On Approximately Strategy-Proof Tournament Rules for Collusions of Size at Least Three
David Mikšaník, Ariel Schvartzman, Jan Soukup
TL;DR
This work addresses the challenge of designing tournament rules that are Condorcet-consistent (CC) while resisting collusion among up to $k$ teams, quantified via $k$-SNM-$\alpha$. It introduces two explicit, CC, monotone rules: a generalized RdSEB built on $d$-ary trees with a provable manipulability bound $\alpha_{d,k} \le 1 - \frac{2 (d)_k}{d^{k+1}}$ and a notably improved SignificantOnly rule that achieves $2$-SNM-$\tfrac{1}{3}$ and $3$-SNM-$\tfrac{1}{2}$ (tight). The authors also propose a scalable reduction framework that extends small-$n$ top-cycle consistent, $k$-SNM-$\alpha$ rules to larger $n$ with an explicit bound $\alpha' \le \alpha\left(1 - \frac{(k-1)^2}{n}\right) + \frac{(k-1)^2}{n}$. Together, these results advance explicit, monotone, approximately strategy-proof tournament rules and provide a tractable path from small to large-scale settings via the top-cycle extension method.
Abstract
A tournament organizer must select one of $n$ possible teams as the winner of a competition after observing all $\binom{n}{2}$ matches between them.
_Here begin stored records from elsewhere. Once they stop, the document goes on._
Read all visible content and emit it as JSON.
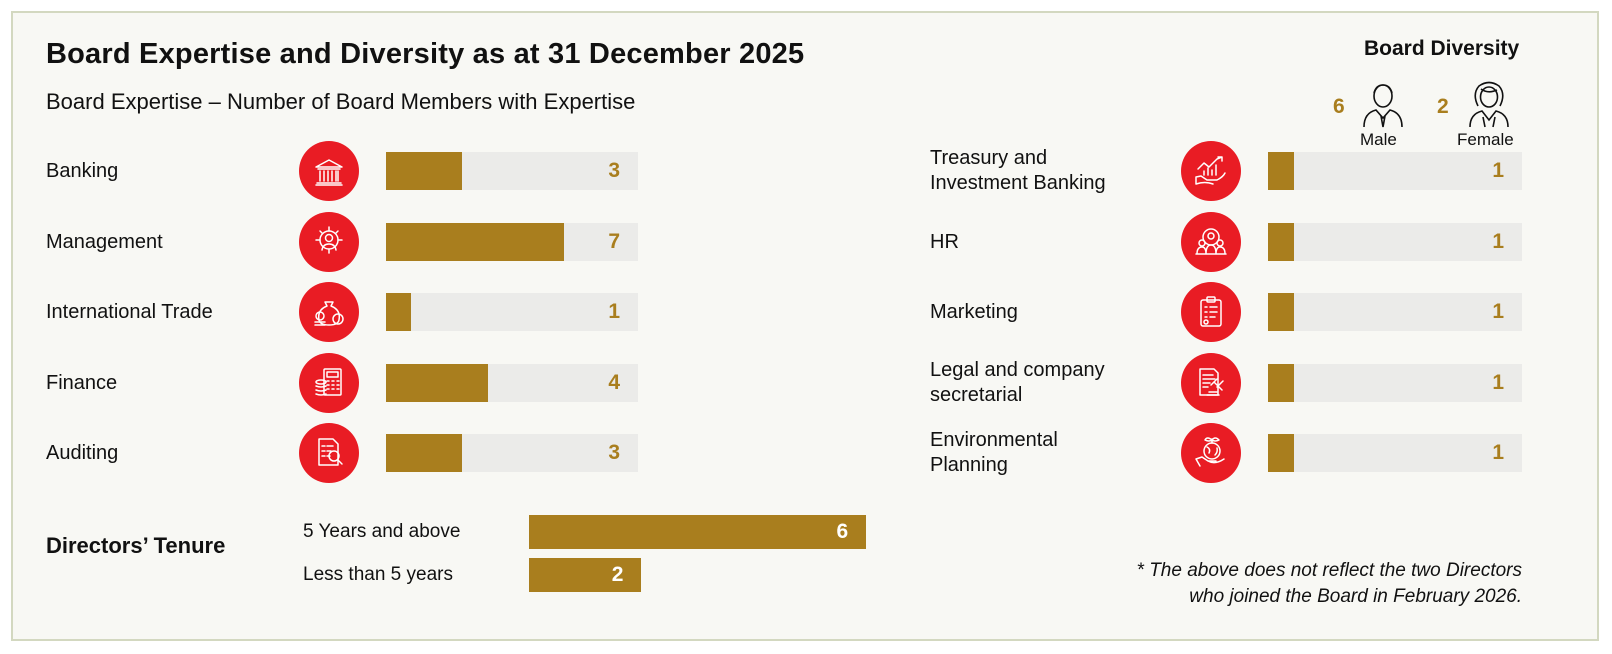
{
  "title": "Board Expertise and Diversity as at 31 December 2025",
  "subtitle": "Board Expertise – Number of Board Members with Expertise",
  "colors": {
    "bar": "#a97e1e",
    "track": "#ebebe9",
    "icon_bg": "#e91c24",
    "value_text": "#a97e1e"
  },
  "diversity": {
    "title": "Board Diversity",
    "male": {
      "count": "6",
      "label": "Male",
      "icon": "male-person-icon"
    },
    "female": {
      "count": "2",
      "label": "Female",
      "icon": "female-person-icon"
    }
  },
  "tenure": {
    "title": "Directors’ Tenure",
    "items": [
      {
        "label": "5 Years and above",
        "value": 6
      },
      {
        "label": "Less than 5 years",
        "value": 2
      }
    ]
  },
  "footnote": {
    "line1": "* The above does not reflect the two Directors",
    "line2": "who joined the Board in February 2026."
  },
  "chart_data": [
    {
      "type": "bar",
      "orientation": "horizontal",
      "title": "Board Expertise – Number of Board Members with Expertise",
      "xlim": [
        0,
        10
      ],
      "categories": [
        "Banking",
        "Management",
        "International Trade",
        "Finance",
        "Auditing",
        "Treasury and Investment Banking",
        "HR",
        "Marketing",
        "Legal and company secretarial",
        "Environmental Planning"
      ],
      "series": [
        {
          "name": "Board members",
          "values": [
            3,
            7,
            1,
            4,
            3,
            1,
            1,
            1,
            1,
            1
          ]
        }
      ],
      "icons": [
        "bank-icon",
        "management-gear-icon",
        "money-bag-icon",
        "calculator-coins-icon",
        "audit-document-icon",
        "investment-growth-icon",
        "hr-team-icon",
        "marketing-clipboard-icon",
        "legal-gavel-icon",
        "environment-globe-icon"
      ],
      "label_lines": [
        [
          "Banking"
        ],
        [
          "Management"
        ],
        [
          "International Trade"
        ],
        [
          "Finance"
        ],
        [
          "Auditing"
        ],
        [
          "Treasury and",
          "Investment Banking"
        ],
        [
          "HR"
        ],
        [
          "Marketing"
        ],
        [
          "Legal and company",
          "secretarial"
        ],
        [
          "Environmental",
          "Planning"
        ]
      ]
    },
    {
      "type": "bar",
      "orientation": "horizontal",
      "title": "Directors’ Tenure",
      "xlim": [
        0,
        6
      ],
      "categories": [
        "5 Years and above",
        "Less than 5 years"
      ],
      "values": [
        6,
        2
      ]
    },
    {
      "type": "table",
      "title": "Board Diversity",
      "categories": [
        "Male",
        "Female"
      ],
      "values": [
        6,
        2
      ]
    }
  ]
}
The organizer would like to find a tournament rule that simultaneously satisfies the following desiderata. It must be Condorcet-consistent (henceforth, CC), meaning it selects as the winner the unique team that beats all other teams (if one exists). It must also be strongly non-manipulable for groups of size $k$ at probability $α$ (henceforth, k-SNM-$α$), meaning that no subset of $\leq k$ teams can fix the matches among themselves in order to increase the chances any of it's members being selected by more than $α$. Our contributions are threefold. First, wee consider a natural generalization of the Randomized Single Elimination Bracket rule from [Schneider et al. 2017] to $d$-ary trees and provide upper bounds to its manipulability. Then, we propose a novel tournament rule that is CC and 3-SNM-1/2, a strict improvement upon the concurrent work of [Dinev and Weinberg, 2022] who proposed a CC and 3-SNM-31/60 rule. Finally, we initiate the study of reductions among tournament rules.